Tuesday, October 13, 2020

Fine Art Tuesday

 

Raftsmen playing Cards 1847

George Caleb Bingham: Born 1811 in Virginia. His family moved to Missouri when George was eight due to financial misfortune. Bingham died in 1879 in Missouri.

Jolly Flatboatman in Port 1857

There are very few images of the boats that hauled freight on rivers in the period between 1800 and when steamboats took over in the 1860 time-frame.

There were probably multiple, basic designs that local craftsmen bent to fit local conditions and the availability of materials.

The square boats made completely of caulked dimension-lumber as seen in Disney movies either didn't exist or were rare.

Far more common were rafts where logs were framed-in using roughsawn-lumber and held together with pegs. Freight was carried on the deck. On reaching the lower river the rafts were broken apart for timber and construction materials.

Eyeballing the dimensions from these pictures and others by Bingham, they appeared to be twelve-to-fifteen feet in width and perhaps four times as long.

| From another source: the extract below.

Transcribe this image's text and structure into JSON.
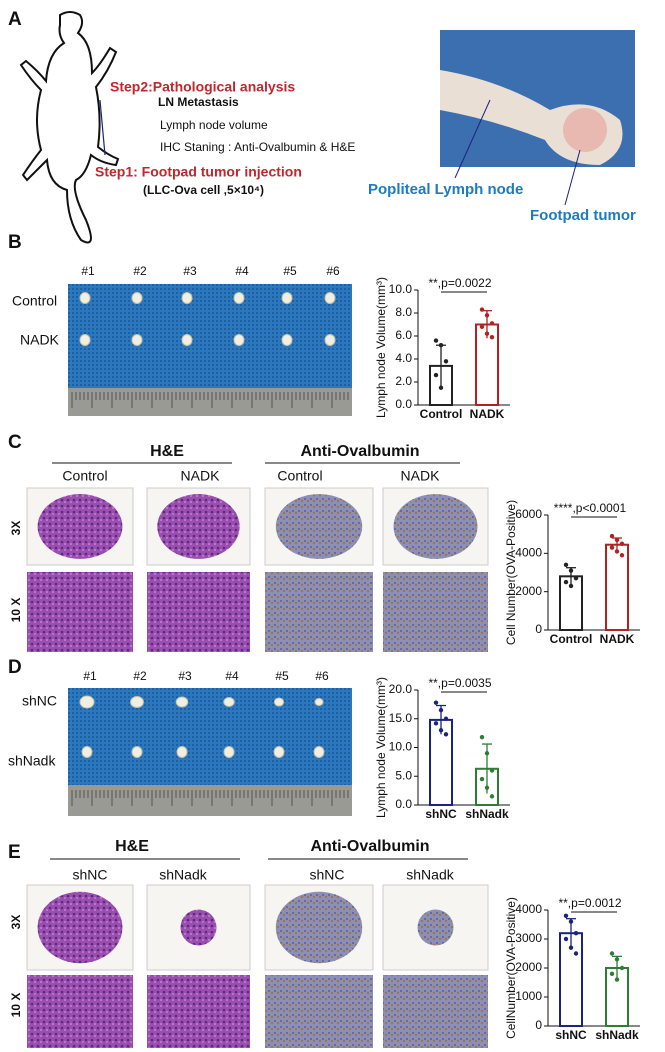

Assuming a small raft of 12'X40' and 50% of the volume being voids between logs, every additional foot of draft indicated 15,000 pounds of cargo.

Stated another way, a raft with three feet of freeboard when unloaded would have a foot of freeboard after taking aboard 30,000 pounds of cargo. 30,000 pounds is 500 bushels of wheat or about twice as many bushels of oats. 500 bushels of wheat would take up a volume of 625 cubic feet or a box 8' wide, 20' long and 4' high.

Based on an estimated population of 102,000 in 1840, New Orleans would have required over 1200 flatboats a year carrying grain to meet its minimum caloric requirements.